Falando em São Paulo, no Brasil, à margem da 30.ª Conferência das Partes da Convenção-Quadro das Nações Unidas sobre Alterações Climáticas (COP30), que vai acontece a partir deste dia 10 a 21 de Novembro na cidade de Belém, o responsável disse que a Decisão Final de Investimento (Final Investment Decision – FID, em inglês) deverá ocorrer “num futuro muito próximo”, permitindo que o projecto avance “rapidamente”.
“Aproveitámos este tempo para aperfeiçoar o desenho do projecto e definir o melhor conceito possível.
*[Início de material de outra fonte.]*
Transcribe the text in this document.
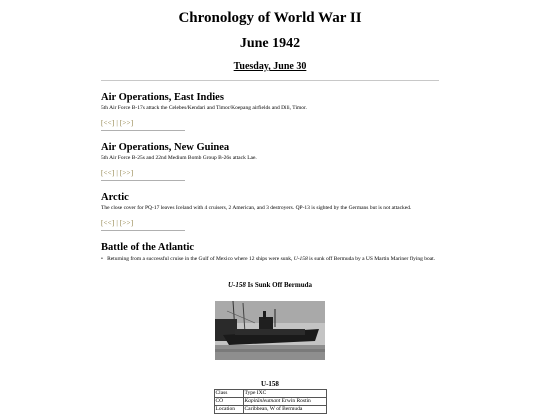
Chronology of World War II
June 1942
Tuesday, June 30
Air Operations, East Indies

5th Air Force B-17s attack the Celebes/Kendari and Timor/Koepang airfields and Dili, Timor.

[<<] | [>>]
Air Operations, New Guinea

5th Air Force B-25s and 22nd Medium Bomb Group B-26s attack Lae.

[<<] | [>>]
Arctic

The close cover for PQ-17 leaves Iceland with 4 cruisers, 2 American, and 3 destroyers. QP-13 is sighted by the Germans but is not attacked.

[<<] | [>>]
Battle of the Atlantic
• Returning from a successful cruise in the Gulf of Mexico where 12 ships were sunk, U-158 is sunk off Bermuda by a US Martin Mariner flying boat.
U-158 Is Sunk Off Bermuda
U-158
Class	Type IXC
CO	Kapitänleutnant Erwin Rostin
Location	Caribbean, W of Bermuda
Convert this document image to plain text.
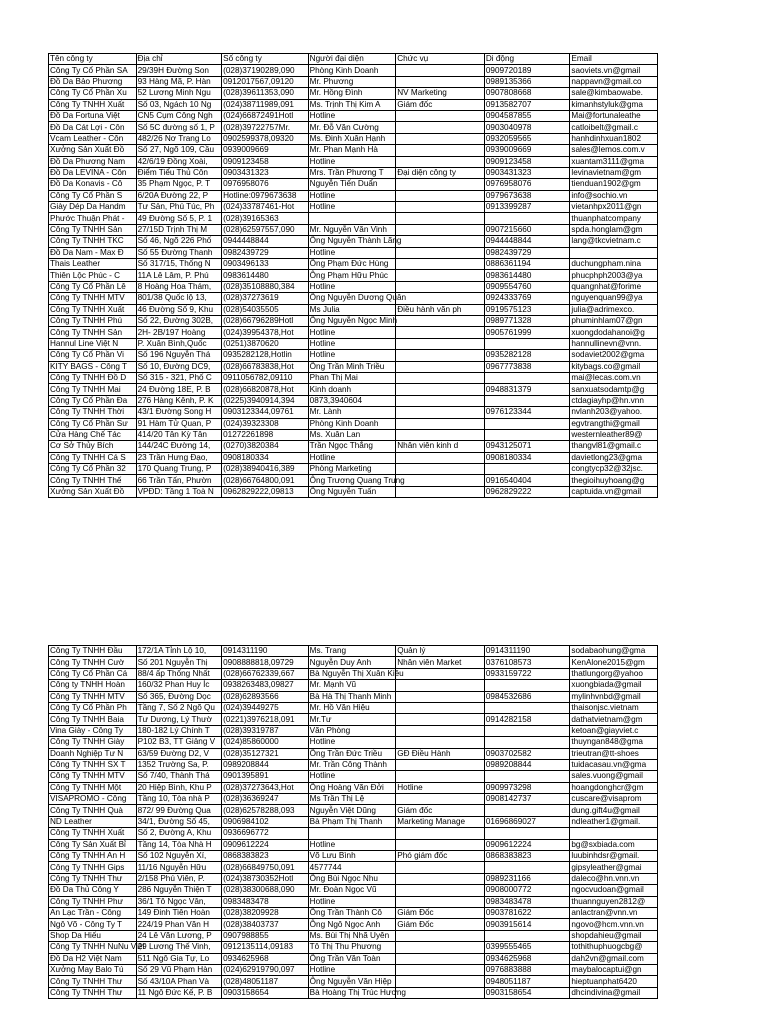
Tên công ty	Địa chỉ	Số công ty	Người đại diện	Chức vụ	Di động	Email
Công Ty Cổ Phần SA	29/39H Đường Son	(028)37190289,090	Phòng Kinh Doanh		0909720189	saoviets.vn@gmail
Đồ Da Bảo Phương	93 Hàng Mã, P. Hàn	0912017567,09120	Mr. Phương		0989135366	nappavn@gmail.co
Công Ty Cổ Phần Xu	52 Lương Minh Ngu	(028)39611353,090	Mr. Hồng Đình	NV Marketing	0907808668	sale@kimbaowabe.
Công Ty TNHH Xuất	Số 03, Ngách 10 Ng	(024)38711989,091	Ms. Trịnh Thị Kim A	Giám đốc	0913582707	kimanhstyluk@gma
Đồ Da Fortuna Việt	CN5 Cụm Công Ngh	(024)66872491Hotl	Hotline		0904587855	Mai@fortunaleathe
Đồ Da Cát Lợi - Côn	Số 5C đường số 1, P	(028)39722757Mr.	Mr. Đỗ Văn Cường		0903040978	catloibelt@gmail.c
Vcam Leather - Côn	482/26 Nơ Trang Lo	0902599378,09320	Ms. Đinh Xuân Hạnh		0932059565	hanhdinhxuan1802
Xưởng Sản Xuất Đồ	Số 27, Ngõ 109, Cầu	0939009669	Mr. Phan Mạnh Hà		0939009669	sales@lemos.com.v
Đồ Da Phương Nam	42/6/19 Đồng Xoài,	0909123458	Hotline		0909123458	xuantam3111@gma
Đồ Da LEVINA - Côn	Điểm Tiểu Thủ Côn	0903431323	Mrs. Trần Phương T	Đại diện công ty	0903431323	levinavietnam@gm
Đồ Da Konavis - Cô	35 Phạm Ngọc, P. T	0976958076	Nguyễn Tiến Duẩn		0976958076	tienduan1902@gm
Công Ty Cổ Phần S	6/20A Đường 22, P	Hotline:0979673638	Hotline		0979673638	info@sochio.vn
Giày Dép Da Handm	Tư Sản, Phú Túc, Ph	(024)33787461-Hot	Hotline		0913399287	vietanhpx2011@gn
Phước Thuận Phát -	49 Đường Số 5, P. 1	(028)39165363				thuanphatcompany
Công Ty TNHH Sản	27/15D Trịnh Thị M	(028)62597557,090	Mr. Nguyễn Văn Vinh		0907215660	spda.honglam@gm
Công Ty TNHH TKC	Số 46, Ngõ 226 Phố	0944448844	Ông Nguyễn Thành Lãng		0944448844	lang@tkcvietnam.c
Đồ Da Nam - Max Đ	Số 55 Đường Thanh	0982439729	Hotline		0982439729	
Thais Leather	Số 317/15, Thống N	0903496133	Ông Phạm Đức Hùng		0886361194	duchungpham.nina
Thiên Lộc Phúc - C	11A Lê Lâm, P. Phú	0983614480	Ông Phạm Hữu Phúc		0983614480	phucphph2003@ya
Công Ty Cổ Phần Lê	8 Hoàng Hoa Thám,	(028)35108880,384	Hotline		0909554760	quangnhat@forime
Công Ty TNHH MTV	801/38 Quốc lộ 13,	(028)37273619	Ông Nguyễn Dương Quân		0924333769	nguyenquan99@ya
Công Ty TNHH Xuất	46 Đường Số 9, Khu	(028)54035505	Ms Julia	Điều hành văn ph	0919575123	julia@adrimexco.
Công Ty TNHH Phú	Số 22, Đường 302B,	(028)66796289Hotl	Ông Nguyễn Ngọc Minh		0989771328	phuminhlam07@gn
Công Ty TNHH Sản	2H- 2B/197 Hoàng	(024)39954378,Hot	Hotline		0905761999	xuongdodahanoi@g
Hannul Line Việt N	P. Xuân Bình,Quốc	(0251)3870620	Hotline			hannullinevn@vnn.
Công Ty Cổ Phần Vi	Số 196 Nguyễn Thá	0935282128,Hotlin	Hotline		0935282128	sodaviet2002@gma
KITY BAGS - Công T	Số 10, Đường DC9,	(028)66783838,Hot	Ông Trần Minh Triều		0967773838	kitybags.co@gmail
Công Ty TNHH Đồ D	Số 315 - 321, Phố C	0911056782,09110	Phan Thị Mai			mai@lecas.com.vn
Công Ty TNHH Mai	24 Đường 18E, P. B	(028)66820878,Hot	Kinh doanh		0948831379	sanxuatsodamtp@g
Công Ty Cổ Phần Đa	276 Hàng Kênh, P. K	(0225)3940914,394	0873,3940604			ctdagiayhp@hn.vnn
Công Ty TNHH Thời	43/1 Đường Song H	0903123344,09761	Mr. Lành		0976123344	nvlanh203@yahoo.
Công Ty Cổ Phần Sư	91 Hàm Tử Quan, P	(024)39323308	Phòng Kinh Doanh			egvtrangthi@gmail
Cửa Hàng Chế Tác	414/20 Tân Kỳ Tân	01272261898	Ms. Xuân Lan			westernleather89@
Cơ Sở Thủy Bích	144/24C Đường 14,	(0270)3820384	Trần Ngọc Thắng	Nhân viên kinh d	0943125071	thangvl81@gmail.c
Công Ty TNHH Cá S	23 Trần Hưng Đạo,	0908180334	Hotline		0908180334	davietlong23@gma
Công Ty Cổ Phần 32	170 Quang Trung, P	(028)38940416,389	Phòng Marketing			congtycp32@32jsc.
Công Ty TNHH Thế	66 Trần Tấn, Phườn	(028)66764800,091	Ông Trương Quang Trung		0916540404	thegioihuyhoang@g
Xưởng Sản Xuất Đồ	VPĐD: Tầng 1 Toà N	0962829222,09813	Ông Nguyễn Tuấn		0962829222	captuida.vn@gmail
Công Ty TNHH Đầu	172/1A Tỉnh Lộ 10,	0914311190	Ms. Trang	Quản lý	0914311190	sodabaohung@gma
Công Ty TNHH Cườ	Số 201 Nguyễn Thị	0908888818,09729	Nguyễn Duy Anh	Nhân viên Market	0376108573	KenAlone2015@gm
Công Ty Cổ Phần Cá	88/4 ấp Thống Nhất	(028)66762339,667	Bà Nguyễn Thị Xuân Kiều		0933159722	thatlungorg@yahoo
Công ty TNHH Hoàn	160/32 Phan Huy Íc	0938263483,09827	Mr. Mạnh Vũ			xuongbiada@gmail
Công Ty TNHH MTV	Số 365, Đường Dọc	(028)62893566	Bà Hà Thị Thanh Minh		0984532686	mylinhvnbd@gmail
Công Ty Cổ Phần Ph	Tầng 7, Số 2 Ngõ Qu	(024)39449275	Mr. Hồ Văn Hiệu			thaisonjsc.vietnam
Công Ty TNHH Baia	Tư Dương, Lý Thườ	(0221)3976218,091	Mr.Tư		0914282158	dathatvietnam@gm
Vina Giày - Công Ty	180-182 Lý Chính T	(028)39319787	Văn Phòng			ketoan@giayviet.c
Công Ty TNHH Giày	P102 B3, TT Giảng V	(024)85860000	Hotline			thuyngan848@gma
Doanh Nghiệp Tư N	63/59 Đường D2, V	(028)35127321	Ông Trần Đức Triều	GĐ Điều Hành	0903702582	trieutran@tt-shoes
Công Ty TNHH SX T	1352 Trường Sa, P.	0989208844	Mr. Trần Công Thành		0989208844	tuidacasau.vn@gma
Công Ty TNHH MTV	Số 7/40, Thành Thá	0901395891	Hotline			sales.vuong@gmail
Công Ty TNHH Một	20 Hiệp Bình, Khu P	(028)37273643,Hot	Ông Hoàng Văn Đởi	Hotline	0909973298	hoangdonghcr@gm
VISAPROMO - Công	Tầng 10, Tòa nhà P	(028)36369247	Ms Trần Thị Lệ		0908142737	cuscare@visaprom
Công Ty TNHH Quà	872/ 99 Đường Qua	(028)62578288,093	Nguyễn Việt Dũng	Giám đốc		dung.gift4u@gmail
ND Leather	34/1, Đường Số 45,	0906984102	Bà Phạm Thị Thanh	Marketing Manage	01696869027	ndleather1@gmail.
Công Ty TNHH Xuất	Số 2, Đường A, Khu	0936696772				
Công Ty Sản Xuất Bỉ	Tầng 14, Tòa Nhà H	0909612224	Hotline		0909612224	bg@sxbiada.com
Công Ty TNHH An H	Số 102 Nguyễn Xí,	0868383823	Võ Lưu Bình	Phó giám đốc	0868383823	luubinhdsr@gmail.
Công Ty TNHH Gips	11/16 Nguyễn Hữu	(028)66849750,091	4577744			gipsyleather@gmai
Công Ty TNHH Thư	2/158 Phú Viên, P.	(024)38730352Hotl	Ông Bùi Ngọc Nhu		0989231166	daleco@hn.vnn.vn
Đồ Da Thủ Công Y	286 Nguyễn Thiện T	(028)38300688,090	Mr. Đoàn Ngọc Vũ		0908000772	ngocvudoan@gmail
Công Ty TNHH Phư	36/1 Tô Ngọc Vân,	0983483478	Hotline		0983483478	thuannguyen2812@
An Lạc Trần - Công	149 Đinh Tiên Hoàn	(028)38209928	Ông Trần Thành Cô	Giám Đốc	0903781622	anlactran@vnn.vn
Ngô Võ - Công Ty T	224/19 Phan Văn H	(028)38403737	Ông Ngô Ngọc Anh	Giám Đốc	0903915614	ngovo@hcm.vnn.vn
Shop Da Hiếu	24 Lê Văn Lương, P	0907988855	Ms. Bùi Thị Nhã Uyên			shopdahieu@gmail
Công Ty TNHH NuNu Việt	29 Lương Thế Vinh,	0912135114,09183	Tô Thị Thu Phương		0399555465	tothithuphuogcbg@
Đồ Da H2 Việt Nam	511 Ngô Gia Tự, Lo	0934625968	Ông Trần Văn Toàn		0934625968	dah2vn@gmail.com
Xưởng May Balo Tú	Số 29 Vũ Phạm Hàn	(024)62919790,097	Hotline		0976883888	maybalocaptui@gn
Công Ty TNHH Thư	Số 43/10A Phan Và	(028)48051187	Ông Nguyễn Văn Hiệp		0948051187	hieptuanphat6420
Công Ty TNHH Thư	11 Ngô Đức Kế, P. B	0903158654	Bà Hoàng Thị Trúc Hương		0903158654	dhcindivina@gmail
Assim que a ‘força maior’ for levantada, estaremos prontos para avançar com a decisão final e colocarmo-nos em marcha”, afirmou o CEO.
Durante a entrevista, Woods sublinhou ainda que a ExxonMobil está focada em desenvolver recursos de baixo custo e em garantir o equilíbrio entre a transição energética e a crescente procura de gás e petróleo, prevendo que esses recursos continuem a desempenhar um papel relevante até 2050.
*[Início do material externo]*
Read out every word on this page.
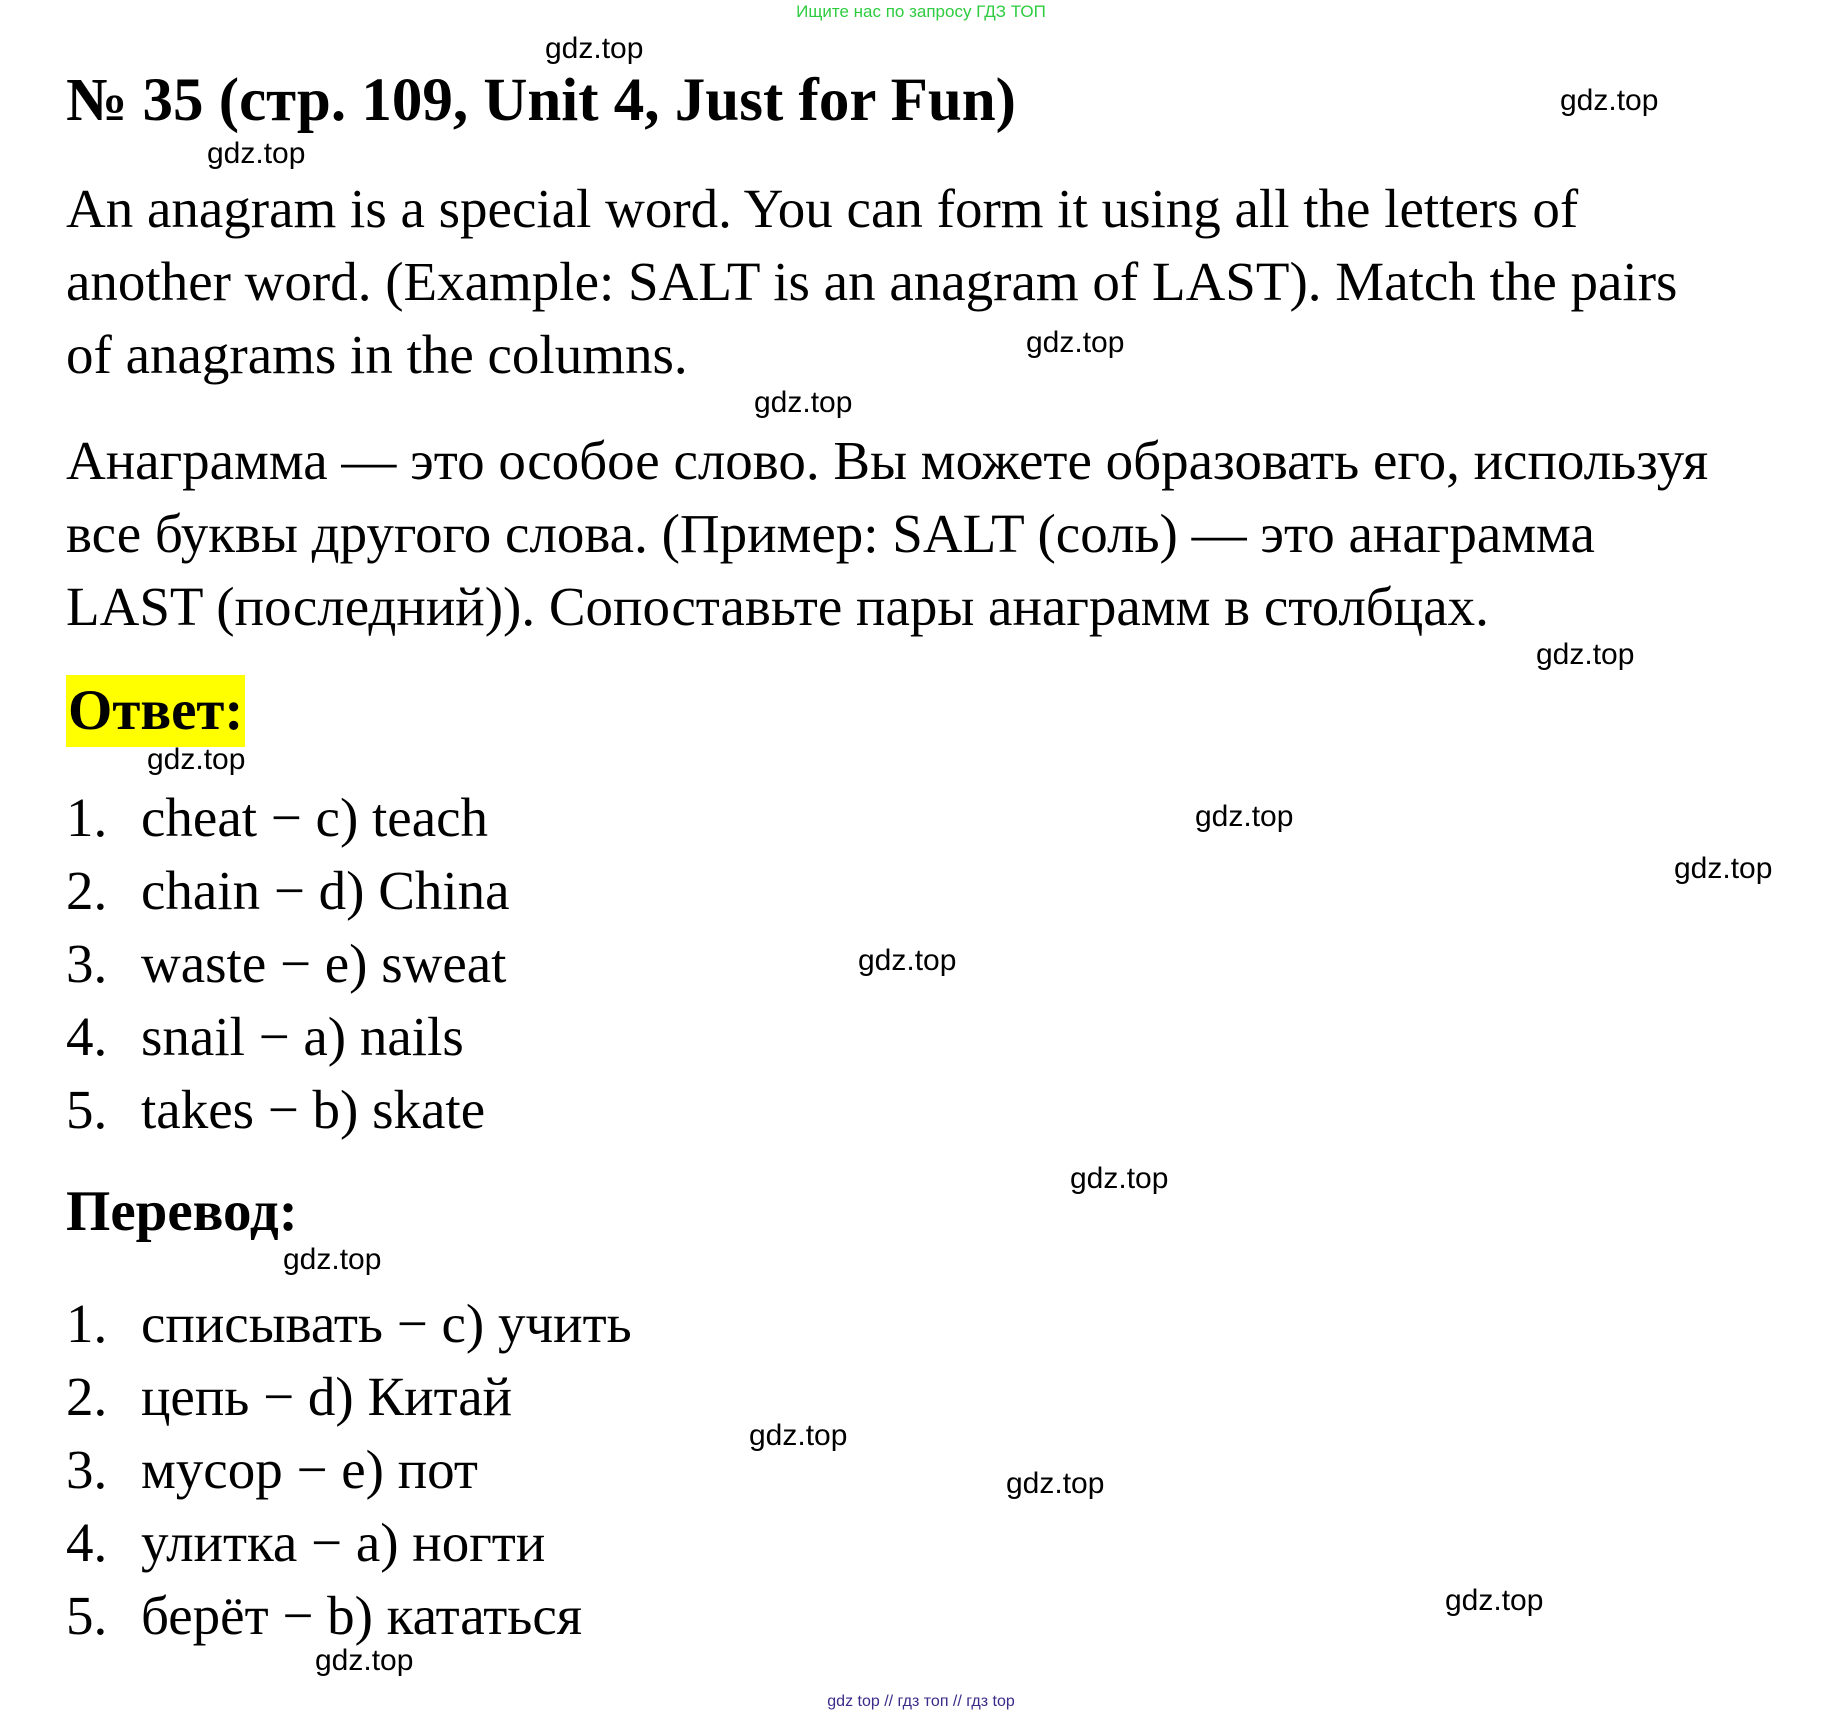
Ищите нас по запросу ГДЗ ТОП
№ 35 (стр. 109, Unit 4, Just for Fun)

An anagram is a special word. You can form it using all the letters of
another word. (Example: SALT is an anagram of LAST). Match the pairs
of anagrams in the columns.

Анаграмма — это особое слово. Вы можете образовать его, используя
все буквы другого слова. (Пример: SALT (соль) — это анаграмма
LAST (последний)). Сопоставьте пары анаграмм в столбцах.

Ответ:
1. cheat − c) teach
2. chain − d) China
3. waste − e) sweat
4. snail − a) nails
5. takes − b) skate
Перевод:
1. списывать − c) учить
2. цепь − d) Китай
3. мусор − e) пот
4. улитка − a) ногти
5. берёт − b) кататься
gdz.top
gdz.top
gdz.top
gdz.top
gdz.top
gdz.top
gdz.top
gdz.top
gdz.top
gdz.top
gdz.top
gdz.top
gdz.top
gdz.top
gdz.top
gdz.top
gdz top // гдз топ // гдз top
O projecto Rovuma LNG, avaliado em 30 mil milhões de dólares (1,91 bilião de meticais), é liderado pela ExxonMobil, com a italiana Eni a comandar a componente flutuante (Coral Norte e Coral Sul). A Decisão Final de Investimento é aguardada para o início de 2026, sendo que a exportação do primeiro carregamento de gás está prevista para 2030.
São concessionárias da Área 4 a Mozambique Rovuma Venture (MRV) S.p.A, uma joint venture co-propriedade da Eni, da ExxonMobil e da CNODC (70%), a Empresa Nacional de Hidrocarbonetos E.P. (10%), a Galp Energia Rovuma B.V. (10%) e a KOGAS Moçambique Ltd. (10%).
Um estudo da consultora Deloitte aponta que as vastas reservas de gás natural de Moçambique poderão gerar até 100 mil milhões de dólares em receitas até 2040, tornando o País um dos dez maiores produtores mundiais e responsável por 20% da produção africana de GNL.